Mechanism of Action: Digoxin immune Fab is an immunoglobulin fragment with a specific and high affinity for both digoxin and digitoxin molecules. The affinity between the antidote and the cardiac glycoside is greater than the affinity between the cardiac glycoside and tissue binding sites (e.g., Na-K-ATPase). Molecules of digoxin or digitoxin are removed from tissue binding sites and are sequestered in the extracellular fluid, shifting equilibrium away from binding of the drug to its tissue receptors. Signs and symptoms of digoxin toxicity are reversed, often within minutes. In some patients, beneficial clinical actions of digitalis are also reversed. One 40 mg vial of DigiFab will bind approximately 0.5 mg of digoxin or digitoxin. Digoxin immune Fab effectively treats digitoxin toxicity, as the antidote binds both digitoxin and digoxin (10% of digitoxin is metabolized to digoxin).

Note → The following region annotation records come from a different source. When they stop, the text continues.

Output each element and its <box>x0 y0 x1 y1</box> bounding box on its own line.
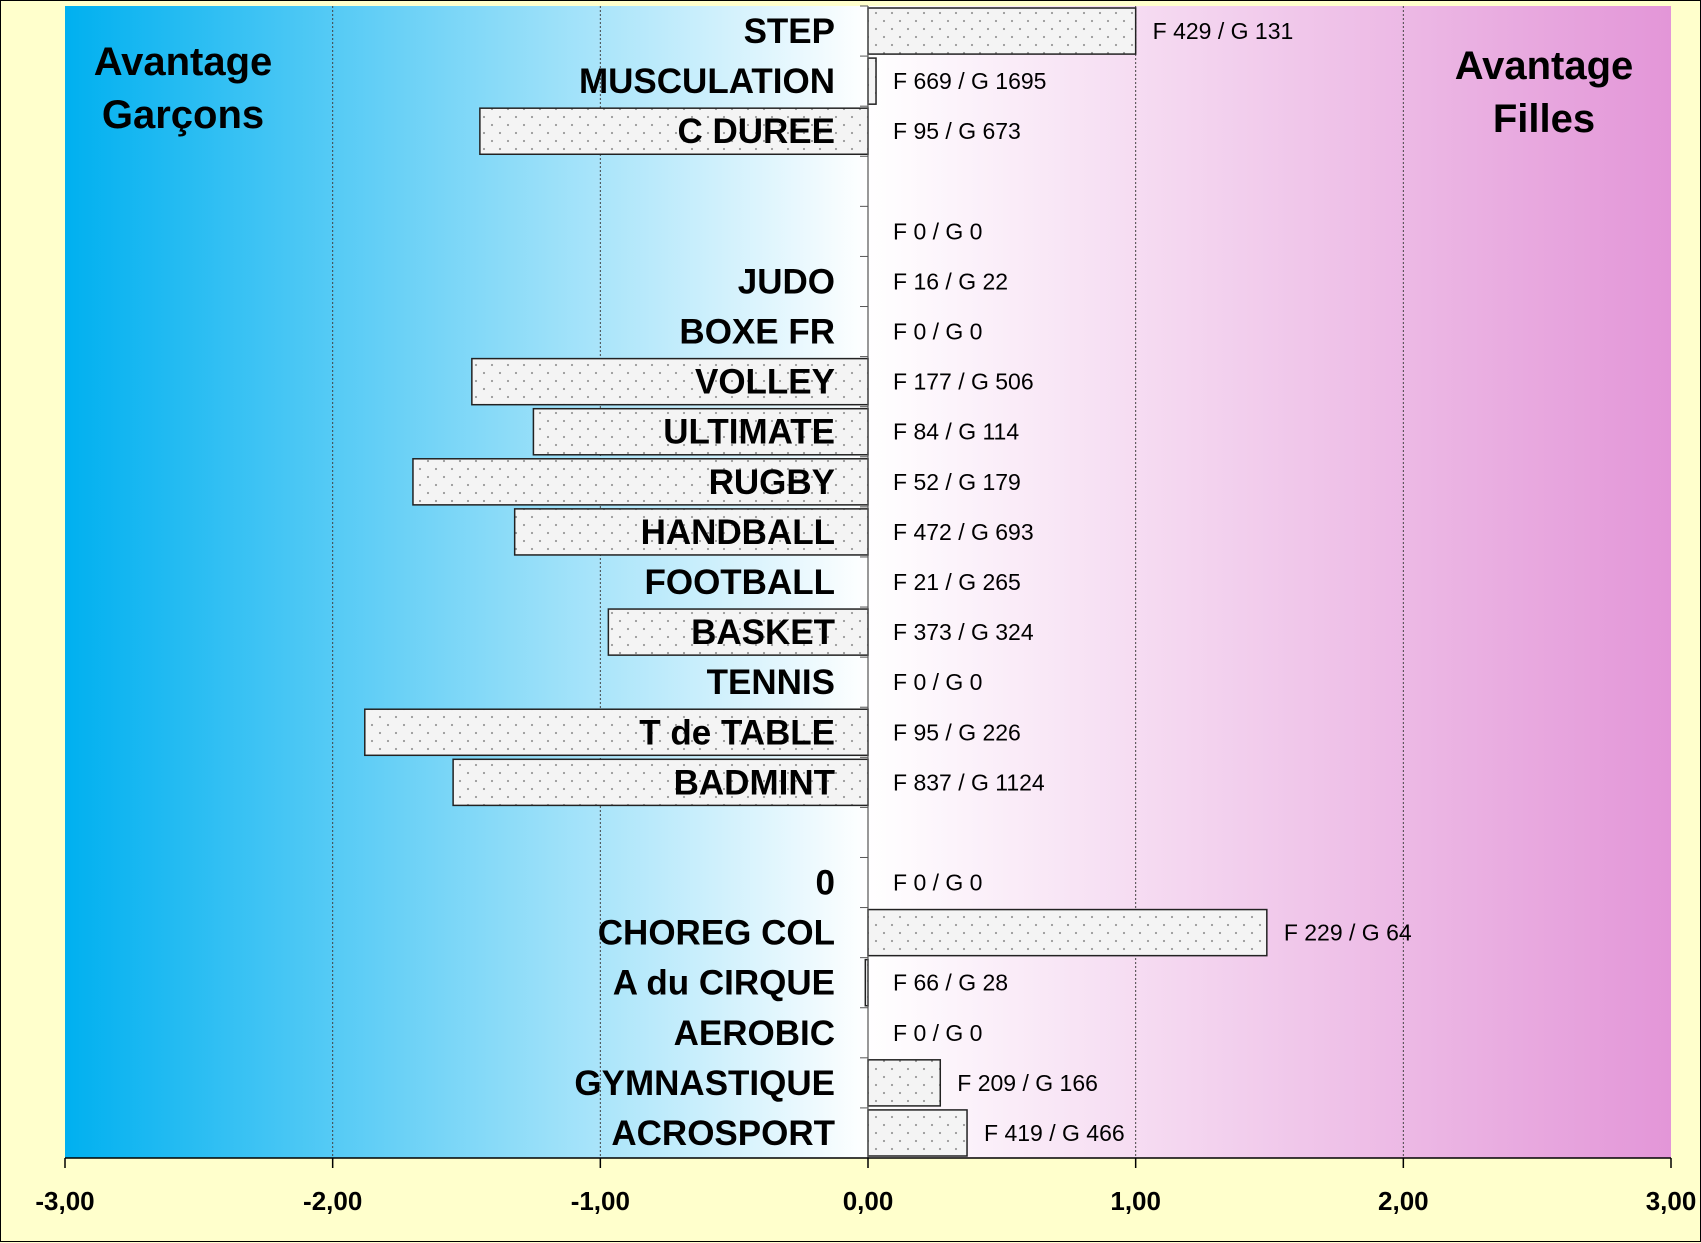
category-label: BOXE FR <box>679 313 835 352</box>
bars <box>364 7 1268 1157</box>
data-label: F 373 / G 324 <box>893 619 1034 645</box>
data-label: F 84 / G 114 <box>893 419 1019 445</box>
category-label: VOLLEY <box>695 363 835 402</box>
bar <box>364 708 869 757</box>
bar <box>867 7 1137 55</box>
bar <box>532 407 869 456</box>
bar <box>412 458 869 506</box>
category-label: RUGBY <box>709 463 835 502</box>
category-label: ULTIMATE <box>663 413 835 452</box>
bar <box>471 357 869 406</box>
data-labels: F 429 / G 131 F 669 / G 1695 F 95 / G 673 F… <box>893 18 1412 1146</box>
x-tick-label: 1,00 <box>1110 1186 1161 1216</box>
category-label: CHOREG COL <box>598 914 835 953</box>
gridlines <box>332 6 1404 1158</box>
category-label: AEROBIC <box>674 1014 835 1053</box>
bar <box>867 57 877 105</box>
data-label: F 52 / G 179 <box>893 469 1021 495</box>
category-label: JUDO <box>738 262 835 301</box>
data-label: F 429 / G 131 <box>1153 18 1294 44</box>
right-side-label: Avantage <box>1455 44 1634 88</box>
category-label: T de TABLE <box>639 713 835 752</box>
data-label: F 669 / G 1695 <box>893 68 1046 94</box>
x-tick-label: 3,00 <box>1646 1186 1697 1216</box>
category-label: TENNIS <box>707 663 835 702</box>
data-label: F 419 / G 466 <box>984 1120 1125 1146</box>
data-label: F 209 / G 166 <box>957 1070 1098 1096</box>
bar <box>867 1059 942 1107</box>
bar <box>513 508 869 556</box>
data-label: F 0 / G 0 <box>893 870 982 896</box>
category-label: GYMNASTIQUE <box>574 1064 835 1103</box>
category-label: HANDBALL <box>641 513 835 552</box>
x-tick-label: -1,00 <box>571 1186 630 1216</box>
category-label: STEP <box>744 12 835 51</box>
x-tick-label: -3,00 <box>35 1186 94 1216</box>
category-label: C DUREE <box>677 112 835 151</box>
data-label: F 177 / G 506 <box>893 369 1034 395</box>
right-side-label: Filles <box>1493 97 1595 141</box>
data-label: F 0 / G 0 <box>893 1020 982 1046</box>
left-side-label: Garçons <box>102 93 264 137</box>
category-label: MUSCULATION <box>579 62 835 101</box>
bar <box>867 1109 968 1157</box>
category-label: A du CIRQUE <box>613 964 835 1003</box>
data-label: F 95 / G 673 <box>893 118 1021 144</box>
category-label: 0 <box>816 864 835 903</box>
category-label: BASKET <box>691 613 835 652</box>
data-label: F 472 / G 693 <box>893 519 1034 545</box>
data-label: F 229 / G 64 <box>1284 920 1412 946</box>
side-labels: Avantage Garçons Avantage Filles <box>94 40 1634 141</box>
data-label: F 66 / G 28 <box>893 970 1008 996</box>
category-labels: STEP MUSCULATION C DUREE JUDO BOXE FR VOLLEY U… <box>574 12 835 1153</box>
data-label: F 0 / G 0 <box>893 218 982 244</box>
left-side-label: Avantage <box>94 40 273 84</box>
data-label: F 837 / G 1124 <box>893 769 1045 795</box>
data-label: F 21 / G 265 <box>893 569 1021 595</box>
x-tick-label: 2,00 <box>1378 1186 1429 1216</box>
category-label: BADMINT <box>674 763 835 802</box>
x-tick-label: 0,00 <box>843 1186 894 1216</box>
bar <box>607 608 869 656</box>
x-axis: -3,00 -2,00 -1,00 0,00 1,00 2,00 3,00 <box>35 5 1697 1216</box>
data-label: F 16 / G 22 <box>893 268 1008 294</box>
x-tick-label: -2,00 <box>303 1186 362 1216</box>
data-label: F 0 / G 0 <box>893 319 982 345</box>
data-label: F 95 / G 226 <box>893 719 1021 745</box>
category-label: ACROSPORT <box>611 1114 835 1153</box>
data-label: F 0 / G 0 <box>893 669 982 695</box>
category-label: FOOTBALL <box>644 563 835 602</box>
bar <box>867 908 1268 957</box>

Pharmacokinetics: Digoxin immune Fab is administered intravenously. Digoxin immune Fab distributes beyond the extracellular space with a volume of distribution of 0.3 L/kg. Minutes after Fab is administered, total (i.e., bound and free) digoxin serum concentrations increase by 10- to 30-fold, and free digoxin decreases from roughly 80% to 0-5%. It is unknown if the antibody fragment or the glycoside-antibody complex penetrates CSF. Elimination is via the kidney. Free digoxin and the digoxin-Fab complex may be eliminated independently. In patients with normal renal function, the elimination half-life of DigiFab is 15 hours.

Administration of digoxin immune Fab led to a reduction in the serum free digoxin concentration to below the limit of assay quantitation for several hours. The cumulative urinary excretion of digoxin was comparable and exceeded 40% of the administered dose by 24 hours in patients with normal renal function.

Affected cytochrome P450 isoenzymes: none


-Special Populations
Hepatic Impairment
No pharmacokinetic data are available in patients with hepatic impairment.

Renal Impairment
In patients with renal impairment, the elimination half-life appears to be increased up to 10-fold, but the volume of distribution is unaffected. The elimination half-life for the digoxin-Fab complex averages 118 hours in patients with various degrees of renal dysfunction. In patients with renal failure, clearance is probably dependent on the reticuloendothelial system. As compared to data from patients with normal renal function, the time course of therapeutic effect in patients with renal failure appears to be the same, although the excretion of the Fab fragment-digoxin complex is probably delayed.